Mit Deckenheizung auch im Sommer auftrumpfen

Auch bei einer Deckenheizung handelt es sich, wie bei den anderen beiden Exemplaren, um eine Flächenheizung mit Wärmeabstrahlung in den kompletten Raum, die auf einem Trägersystem aus Rohrleitungen mit Warmwasser besteht. Einer der spezifischen Vorteile: Während die Rohre bei Neubauten direkt im Beton der Decke integriert werden, ist es auch problemlos möglich, diese nachträglich unterhalb der Decke zu fixieren und durch eine weitere Schicht wie Beton oder eine Trockenbauplatte abzudecken. Verglichen mit Fußboden und Wandheizung kann bei einer Deckenheizung die gesamte Heizfläche Wärme abgeben, ohne dabei durch Möbelstücke, Teppiche oder Vorhänge gedämpft zu werden. Ein weiterer positiver Nebenaspekt: In Kombination mit einer Erdwärmepumpe kann eine solche Deckenheizung im Sommer sogar zu Raumkühlung genutzt werden.
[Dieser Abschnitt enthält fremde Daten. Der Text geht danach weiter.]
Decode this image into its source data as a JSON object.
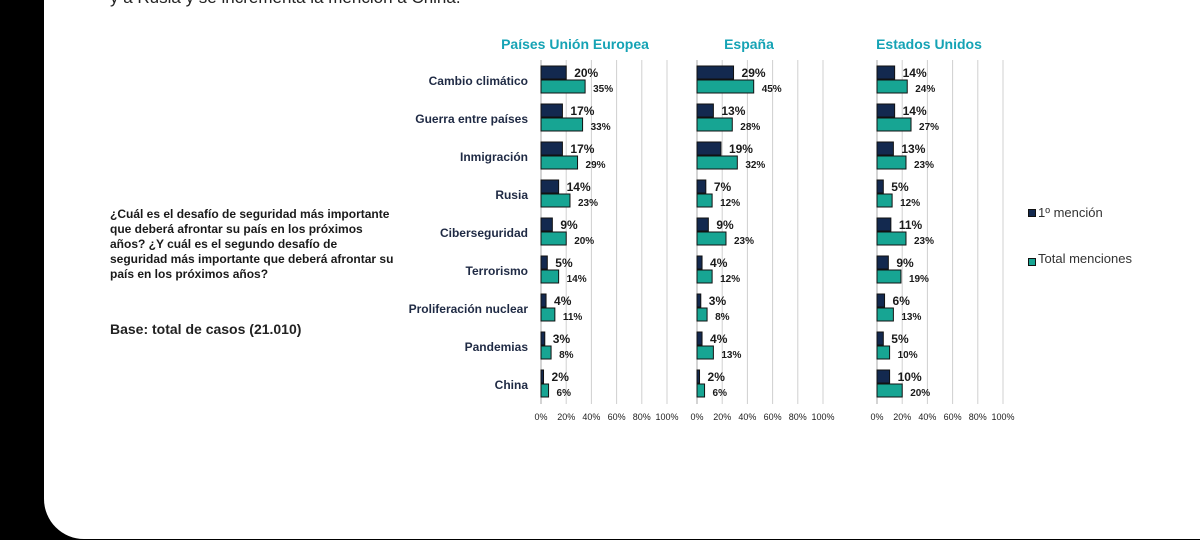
{
  "page": {
    "top_text": "y a Rusia y se incrementa la mención a China.",
    "question": "¿Cuál es el desafío de seguridad más importante que deberá afrontar su país en los próximos años? ¿Y cuál es el segundo desafío de seguridad más importante que deberá afrontar su país en los próximos años?",
    "base": "Base: total de casos (21.010)"
  },
  "legend": [
    {
      "label": "1º mención",
      "color": "#13294f"
    },
    {
      "label": "Total menciones",
      "color": "#17a593"
    }
  ],
  "chart_data": {
    "type": "bar",
    "orientation": "horizontal",
    "categories": [
      "Cambio climático",
      "Guerra entre países",
      "Inmigración",
      "Rusia",
      "Ciberseguridad",
      "Terrorismo",
      "Proliferación nuclear",
      "Pandemias",
      "China"
    ],
    "xlim": [
      0,
      100
    ],
    "x_ticks": [
      "0%",
      "20%",
      "40%",
      "60%",
      "80%",
      "100%"
    ],
    "grid": true,
    "legend_position": "right",
    "series_names": [
      "1º mención",
      "Total menciones"
    ],
    "panels": [
      {
        "title": "Países Unión Europea",
        "series": [
          {
            "name": "1º mención",
            "values": [
              20,
              17,
              17,
              14,
              9,
              5,
              4,
              3,
              2
            ]
          },
          {
            "name": "Total menciones",
            "values": [
              35,
              33,
              29,
              23,
              20,
              14,
              11,
              8,
              6
            ]
          }
        ]
      },
      {
        "title": "España",
        "series": [
          {
            "name": "1º mención",
            "values": [
              29,
              13,
              19,
              7,
              9,
              4,
              3,
              4,
              2
            ]
          },
          {
            "name": "Total menciones",
            "values": [
              45,
              28,
              32,
              12,
              23,
              12,
              8,
              13,
              6
            ]
          }
        ]
      },
      {
        "title": "Estados Unidos",
        "series": [
          {
            "name": "1º mención",
            "values": [
              14,
              14,
              13,
              5,
              11,
              9,
              6,
              5,
              10
            ]
          },
          {
            "name": "Total menciones",
            "values": [
              24,
              27,
              23,
              12,
              23,
              19,
              13,
              10,
              20
            ]
          }
        ]
      }
    ]
  }
}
Alternativen zum klassischen Heizsystem über einzelne, über die Wohnung verteilte Heizkörper gibt es also mehrere. Die genannten Flächenheizungen unterscheiden sich zwar in einzelnen Aspekten, der ökologische Vorteil gegenüber kompakten Heizkörpern ist ihnen jedoch allen gemein. Das Gleiche gilt für den optischen Eindruck: Da sämtliche Flächenheizsysteme hinter Wand, Decke oder Boden versteckt werden, sind sie praktisch unsichtbar. Damit geht einher, dass sie weniger Staub aufwirbeln als der klassische Heizkörper unter dem Fenstersims – ein wichtiger Faktor für Allergiker und Asthmatiker. Nicht zuletzt hat dies auch zur Folge, dass die Flächenheizungen – im Gegensatz zu herkömmlichen Heizkörpern – nicht saubergehalten werden müssen.